Douglas County school board members gave former superintendent an ultimatum, new audio reveals

Four members of the board have been accused of breaking the state’s open meeting laws, which they deny.

A newly released audio recording of a coffee meeting between former Douglas County superintendent Corey Wise and two school board members shows them giving him an ultimatum: They would fire him for cause if he didn’t resign in a few days. 

But the two members testified under oath in a February court proceeding that didn’t happen.

The suit alleges that decision was communicated to Wise during the January coffee meeting. Wise was fired without cause in February following a 4-3 vote carried by the board’s conservative majority. The firing prompted a teacher walkout and student protests. The board then appointed Erin Kane, formerly a district interim superintendent, as the new superintendent.  

In a separate lawsuit, Marshall alleges that Kane attended a two-day retreat with the four new board members before they assumed office and weeks before the firing of Wise.

The audio recording appears to contradict some of Williams and Peterson’s testimony under oath during a court proceeding in February. Board president Mike Peterson said “nor did we ask [Wise] to resign at that meeting” and “we did not ask him to resign immediately. We asked him to consider a variety of options.” 

In the audio recording however, board member Christy Williams tells Wise they believe they “have enough” to terminate him for cause, but that’s not the direction they want to go.

“We don’t want to make this horrible, we don’t want to make this super public but we are prepared to do that if that’s the direction in which it has to go,” she tells Wise during the meeting.

Peterson tells Wise, “we did talk about this (termination) and we are prepared to go there.” At another point, he tells Wise, “we’re asking you to move [the end of Wise’s contract] up, and really that’s around having four directors that are absolutely committed to moving a new direction.”

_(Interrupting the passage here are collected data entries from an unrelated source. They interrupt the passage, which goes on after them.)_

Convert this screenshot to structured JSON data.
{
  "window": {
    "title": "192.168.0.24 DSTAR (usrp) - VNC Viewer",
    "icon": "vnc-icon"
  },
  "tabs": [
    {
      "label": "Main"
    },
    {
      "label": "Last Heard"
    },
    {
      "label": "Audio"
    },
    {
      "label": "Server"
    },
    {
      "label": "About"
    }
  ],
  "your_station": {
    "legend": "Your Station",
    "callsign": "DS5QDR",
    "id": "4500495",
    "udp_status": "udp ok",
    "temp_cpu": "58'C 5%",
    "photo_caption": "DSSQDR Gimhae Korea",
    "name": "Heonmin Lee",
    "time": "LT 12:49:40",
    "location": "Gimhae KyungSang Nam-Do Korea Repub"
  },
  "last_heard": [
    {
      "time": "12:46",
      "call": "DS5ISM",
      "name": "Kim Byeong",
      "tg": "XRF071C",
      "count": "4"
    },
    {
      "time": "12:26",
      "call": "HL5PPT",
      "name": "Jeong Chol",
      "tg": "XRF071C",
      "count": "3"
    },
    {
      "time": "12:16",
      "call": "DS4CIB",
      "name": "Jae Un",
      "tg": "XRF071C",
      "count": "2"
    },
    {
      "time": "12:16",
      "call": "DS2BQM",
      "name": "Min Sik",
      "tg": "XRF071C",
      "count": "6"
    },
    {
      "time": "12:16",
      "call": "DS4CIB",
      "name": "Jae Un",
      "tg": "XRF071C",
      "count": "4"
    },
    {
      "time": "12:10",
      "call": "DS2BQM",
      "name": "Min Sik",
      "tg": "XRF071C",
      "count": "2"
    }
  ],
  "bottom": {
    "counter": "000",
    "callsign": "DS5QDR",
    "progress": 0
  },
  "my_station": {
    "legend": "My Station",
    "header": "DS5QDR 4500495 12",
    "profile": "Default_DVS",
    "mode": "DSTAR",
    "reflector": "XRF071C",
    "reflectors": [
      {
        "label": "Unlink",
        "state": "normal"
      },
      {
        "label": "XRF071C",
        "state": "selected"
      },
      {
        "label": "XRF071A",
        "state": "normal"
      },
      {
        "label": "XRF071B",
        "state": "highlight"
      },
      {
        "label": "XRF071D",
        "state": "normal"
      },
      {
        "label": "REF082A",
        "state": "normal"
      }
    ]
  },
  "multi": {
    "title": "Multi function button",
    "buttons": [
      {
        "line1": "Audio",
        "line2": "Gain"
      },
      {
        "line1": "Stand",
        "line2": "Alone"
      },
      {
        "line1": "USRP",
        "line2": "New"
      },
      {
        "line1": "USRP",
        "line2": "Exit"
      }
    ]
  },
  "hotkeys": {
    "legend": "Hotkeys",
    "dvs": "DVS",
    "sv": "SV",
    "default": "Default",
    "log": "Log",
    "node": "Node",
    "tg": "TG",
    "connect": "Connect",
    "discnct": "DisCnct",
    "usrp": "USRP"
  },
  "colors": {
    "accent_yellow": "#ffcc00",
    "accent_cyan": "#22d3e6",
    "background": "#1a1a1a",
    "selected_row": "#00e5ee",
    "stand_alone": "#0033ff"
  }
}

Peterson wraps up the short conversation by stating to Wise, who is about to leave the state for the weekend, that if he decides to resign, he’d like it to be effective Wednesday, Feb. 2.

“If not, if you call us Monday and you say, ‘No Mike, I don't think I'd like to resign, I'd like to move forward with termination,’ then we can get to a special meeting and appoint a hearing officer, start those things.”

“The audio tape is clearer at some points than others, but one can readily hear Peterson and Williams telling Wise on a Friday morning that he must resign by Tuesday evening after he came back from a planned family vacation,” said plaintiff Robert Marshall in a statement. “And if he didn’t, the [board majority] would terminate him for cause.”  

Marshall alleges the two perjured themselves, noting that the Colorado constitution bans anyone convicted of perjury from holding public office.

Peterson also tells Wise he’d “advocate” for Wise to get salary payments until the end of the school year if he chose to resign.

He went on to say, “frankly we're looking to move to a new direction .. . we've reached out to some of the other directors, some new directors to see where we are . . . we were actually already in the same place.”

But in his testimony during a February court hearing, Peterson stated that “no decision was made on the superintendent until the fourth” of February, when the board voted to terminate Wise’s contract. 

A Douglas County District Court granted a preliminary injunction against the four members of the board’s majority in March, forcing them to comply with Colorado’s open meetings law.

According to that order by Judge Jeffrey Holmes, “the evidence indicates that four members of the board collectively committed, outside of public meetings, to the termination of [Superintendent Corey] Wise’s employment.”

The audio recording appears to back up that evidence. 

Polling conducted earlier this month shows 60 percent of those surveyed favor a recall of the four Douglas County School District school board directors elected last fall. Thirty-nine percent voted no with one percent undecided. The group DougCo Collective, which advocates for transparency and accountability in district governance, hired Frederick Polls to conduct the scientific random sample survey of Douglas County voters.